At the same time, traditional linear broadcasters will continue to look more like streamers. ITVX will grow and will increase the number of ‘streaming-first’ shows. Ad-funded/branded entertainment shows could be launched as ITVX exclusive. Could an established ‘tent-pole’ show move to ITVX only.
With an increasing number of streamers, plus linear broadcaster VoD services having launched- will 2023 see the emergence of an uber-aggregator, offering the full package of all services in one place?
A perfect storm is building. The cost of creation and publishing infrastructure is decreasing across all media. New ways of working are burgeoning. Traditional barriers to entry are almost gone. Adequately experienced creators are increasingly hard to find for the broadcast coal face. High-quality digital equipment is becoming accessible to almost everyone. Advertising revenue share is decreasing. Innovations such as ST2110 will enable venues to place remote cameras and rent control and raw streams to remote and virtual studio galleries.
Feature films can now be shot on smartphones and assembly edited within a few days of principal photography ending, the consequent shifts in production and post are massive. AI tools facilitate new products, workflows, and crew reductions. The impacts are many and harsh for an industry serving large general audiences when profitable niche audiences can be built cheaply by agile creators. Audiences are deserting broadcast for the myriad online resources. Creators are eschewing traditional training and learn much of what they need from no-cost YouTube apprenticeships.

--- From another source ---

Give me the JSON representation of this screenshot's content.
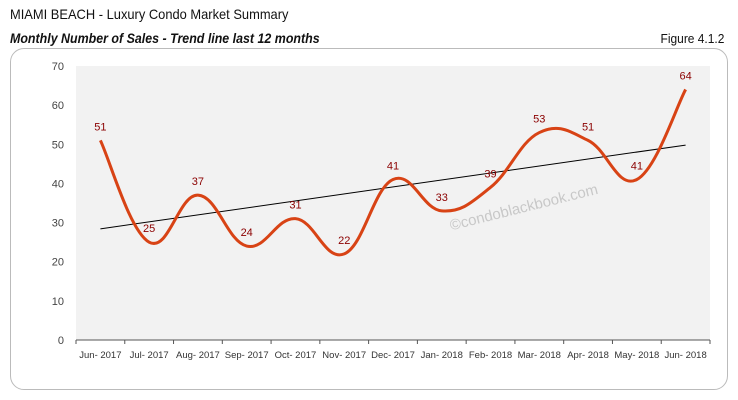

The industry confronts a future of decreasing relevance. The new informers, educators and entertainers are in the wings and on tiny screens right now. Just like the Town Cryer, Instant Print, and Blockbusters traditional broadcast could be confined to history. This will not be a fast process, just an inevitable one. Watch out for the furry ball that crawls across the jungle floor, eating the eggs of the dinosaur!
Dr Russell Stone
The broadcast, media and television industry will come under further pressure to reduce their carbon impact to net zero from regulators, stakeholders and consumers in 2023. This may accelerate the adoption of virtual production to help achieve this target. This in turn will place greater pressure on all educators to develop the necessary programmes to meet an expected growth in demand for virtual production skills in the workplace and to ensure there is pipeline of new talent ready to meet that demand in the years to come.

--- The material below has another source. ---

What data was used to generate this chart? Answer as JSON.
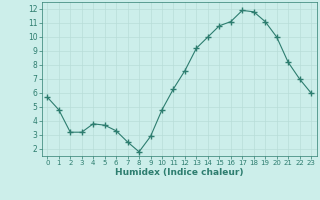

I think there is huge potential for ‘Neural Radiance Field‘ (NeRF) image synthesis technology to cause disruption in broadcast production.

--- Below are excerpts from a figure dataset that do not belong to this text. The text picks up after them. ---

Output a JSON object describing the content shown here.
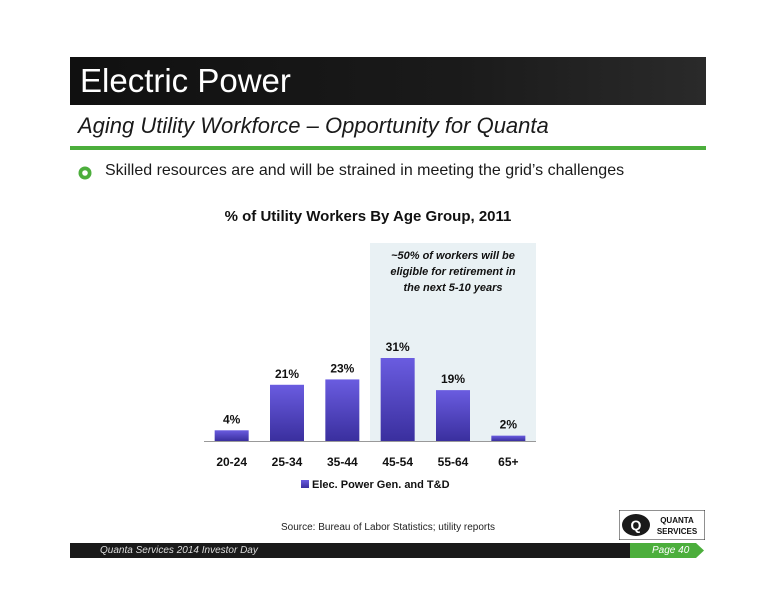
{
  "header": {
    "title": "Electric Power",
    "subtitle": "Aging Utility Workforce – Opportunity for Quanta"
  },
  "bullet": {
    "text": "Skilled resources are and will be strained in meeting the grid’s challenges",
    "icon": "bullet-circle-icon"
  },
  "chart_data": {
    "type": "bar",
    "title": "% of Utility Workers By Age Group, 2011",
    "categories": [
      "20-24",
      "25-34",
      "35-44",
      "45-54",
      "55-64",
      "65+"
    ],
    "series": [
      {
        "name": "Elec. Power Gen. and T&D",
        "values": [
          4,
          21,
          23,
          31,
          19,
          2
        ]
      }
    ],
    "data_labels": [
      "4%",
      "21%",
      "23%",
      "31%",
      "19%",
      "2%"
    ],
    "ylim": [
      0,
      31
    ],
    "grid": false,
    "legend": "bottom",
    "annotation": [
      "~50% of workers will be",
      "eligible for retirement in",
      "the next 5-10 years"
    ],
    "highlight_categories": [
      "45-54",
      "55-64",
      "65+"
    ],
    "colors": {
      "bar_top": "#6a5ce0",
      "bar_bottom": "#3a2f9e",
      "highlight_bg": "#e9f1f4"
    }
  },
  "source": "Source: Bureau of Labor Statistics; utility reports",
  "logo": {
    "line1": "QUANTA",
    "line2": "SERVICES",
    "mark": "Q"
  },
  "footer": {
    "left": "Quanta Services 2014 Investor Day",
    "page": "Page 40"
  },
  "colors": {
    "accent_green": "#4cae3c",
    "title_bar": "#101010"
  }
}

NeRFs will enable very rapid, very low cost, re-creation of locations for studio use.
High quality photographs or video sequences are processed by neural networks to re-create a clean and accurate 3D model of a location, allowing actors (real or CGI) to be placed within the scene whilst remaining in the studio.
NeRFs will enable programme makers to capture and manipulate environments, including re-lighting them to a certain degree.
When NeRF rendered scenes are allied to games engines and used with LED volumes, there will be an enormous impact on the speed and cost reduction of creating scenery and backgrounds.
NeRF development is still at an early stage, but having seen the extraordinary speed of development of AI-integrated software over the last few years, I can see production-friendly NeRF workflows being developed during the next year. With the constant pressure of cost, carbon footprint reduction and speed of production, this could well have an impact much sooner than many might expect.